Slowvember is also about sharing the process behind a piece – participants can post initial sketches, color studies and other iterations as they work towards their final product.
The challenge began at the Society of Visual Storytelling in 2017 as a way to cool off from the frenzy of Inktober. If you’d like to join-in, use the hashtags #slowvember or #slowvember[year].
*note, this challenge can also be done in September as Slowtember
The previous ten months have focused on specific subject matter and mediums. With Huevember, it’s color that takes center stage.
The challenge is to create a piece of art based around a unique hue for each day of the month. Artists can of course integrate multiple colors into their piece, but the main focus should be on one hue in particular.
The 30 days of November mean there will be time to explore the full range of the color wheel. One week of warm, yellowish tones followed by a week of reds and purple etc.
Whether you’re a fan of paint, markers, pastels or digital, #Huevember is a great chance to grow your color skills.
One of the best parts of reading a fantasy novel is pouring over the fictional map on the first page. Seeing an overview of where the forests, villages and rivers are helps bring the story to life in our imaginations.
Since 2015, Mapvember has been a month-long challenge all about inventing your own cartographic creation.
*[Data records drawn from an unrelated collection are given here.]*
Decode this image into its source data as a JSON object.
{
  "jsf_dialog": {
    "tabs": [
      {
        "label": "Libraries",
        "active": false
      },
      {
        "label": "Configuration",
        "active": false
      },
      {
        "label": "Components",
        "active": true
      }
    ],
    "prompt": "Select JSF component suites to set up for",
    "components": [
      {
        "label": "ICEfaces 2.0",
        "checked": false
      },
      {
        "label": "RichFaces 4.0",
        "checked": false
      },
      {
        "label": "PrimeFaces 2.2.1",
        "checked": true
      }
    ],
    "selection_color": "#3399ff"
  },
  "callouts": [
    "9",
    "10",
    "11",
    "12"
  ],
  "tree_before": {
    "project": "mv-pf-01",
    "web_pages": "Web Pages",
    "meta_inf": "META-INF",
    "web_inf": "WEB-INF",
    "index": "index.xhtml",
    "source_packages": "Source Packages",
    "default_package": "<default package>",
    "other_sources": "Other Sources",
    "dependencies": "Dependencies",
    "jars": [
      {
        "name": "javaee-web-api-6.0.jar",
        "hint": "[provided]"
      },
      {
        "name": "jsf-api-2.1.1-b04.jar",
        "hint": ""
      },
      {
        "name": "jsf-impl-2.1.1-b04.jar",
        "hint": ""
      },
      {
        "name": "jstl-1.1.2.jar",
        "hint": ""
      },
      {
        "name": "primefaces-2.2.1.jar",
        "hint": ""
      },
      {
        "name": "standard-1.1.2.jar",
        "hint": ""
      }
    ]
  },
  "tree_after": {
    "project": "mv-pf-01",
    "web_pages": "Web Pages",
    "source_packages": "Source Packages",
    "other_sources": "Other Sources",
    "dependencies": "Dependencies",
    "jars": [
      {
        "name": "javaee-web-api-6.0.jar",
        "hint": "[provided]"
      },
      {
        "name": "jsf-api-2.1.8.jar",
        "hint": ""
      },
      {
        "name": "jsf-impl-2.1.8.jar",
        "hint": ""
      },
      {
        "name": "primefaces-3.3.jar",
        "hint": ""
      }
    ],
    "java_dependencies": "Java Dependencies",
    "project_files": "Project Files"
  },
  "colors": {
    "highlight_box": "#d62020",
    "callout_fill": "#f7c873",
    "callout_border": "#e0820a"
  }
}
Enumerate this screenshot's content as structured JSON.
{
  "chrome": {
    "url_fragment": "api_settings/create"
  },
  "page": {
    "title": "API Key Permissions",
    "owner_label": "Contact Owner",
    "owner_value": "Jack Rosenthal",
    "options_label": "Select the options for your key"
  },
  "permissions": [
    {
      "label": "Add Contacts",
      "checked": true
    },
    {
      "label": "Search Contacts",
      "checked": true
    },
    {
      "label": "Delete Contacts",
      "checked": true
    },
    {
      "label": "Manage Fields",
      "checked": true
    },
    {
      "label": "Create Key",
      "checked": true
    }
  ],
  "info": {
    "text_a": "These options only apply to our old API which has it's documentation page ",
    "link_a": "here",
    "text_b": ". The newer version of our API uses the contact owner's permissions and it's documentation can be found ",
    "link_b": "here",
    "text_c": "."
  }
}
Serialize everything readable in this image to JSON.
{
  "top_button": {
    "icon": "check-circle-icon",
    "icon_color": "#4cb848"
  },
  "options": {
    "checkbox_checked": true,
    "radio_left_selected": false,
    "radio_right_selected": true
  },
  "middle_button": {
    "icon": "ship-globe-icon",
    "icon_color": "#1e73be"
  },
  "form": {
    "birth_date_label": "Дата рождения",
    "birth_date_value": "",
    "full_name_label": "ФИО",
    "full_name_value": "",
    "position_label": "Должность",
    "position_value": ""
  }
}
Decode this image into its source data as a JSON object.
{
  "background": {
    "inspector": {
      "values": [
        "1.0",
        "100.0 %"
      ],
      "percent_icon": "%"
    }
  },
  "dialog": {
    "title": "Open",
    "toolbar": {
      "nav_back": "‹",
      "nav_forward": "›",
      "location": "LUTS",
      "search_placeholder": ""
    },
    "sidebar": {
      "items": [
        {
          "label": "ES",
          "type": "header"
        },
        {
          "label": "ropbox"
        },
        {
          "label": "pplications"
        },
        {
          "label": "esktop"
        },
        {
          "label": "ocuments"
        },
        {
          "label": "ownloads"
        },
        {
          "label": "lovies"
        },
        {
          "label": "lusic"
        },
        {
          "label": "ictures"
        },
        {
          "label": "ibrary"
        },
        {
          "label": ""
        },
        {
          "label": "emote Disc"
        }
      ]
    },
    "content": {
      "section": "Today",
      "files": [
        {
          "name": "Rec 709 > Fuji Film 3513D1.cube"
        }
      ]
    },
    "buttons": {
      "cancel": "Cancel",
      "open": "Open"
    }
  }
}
The maps can be anything from RPG dungeon maps to detailed geographical maps.
Check out mapvember.com for the official prompt list of the year.
Mapvember definitely flexes a different creative muscle than the other themes, which might help inspire you for the next challenge…
To close out the year there’s the holiday-themed extravaganza called Drawcember. This art challenge welcomes all mediums and is about creating art in the theme of winter and the holidays.
There’s no official prompt list, but fans have released their own in the past at places like the Drawcember sub-reddit. Prompts typically includes words like “reindeer, “snowflake” or “grinch”.
#Drawcember is a nice tradition for artists looking to both practice their craft and get into the festive spirit.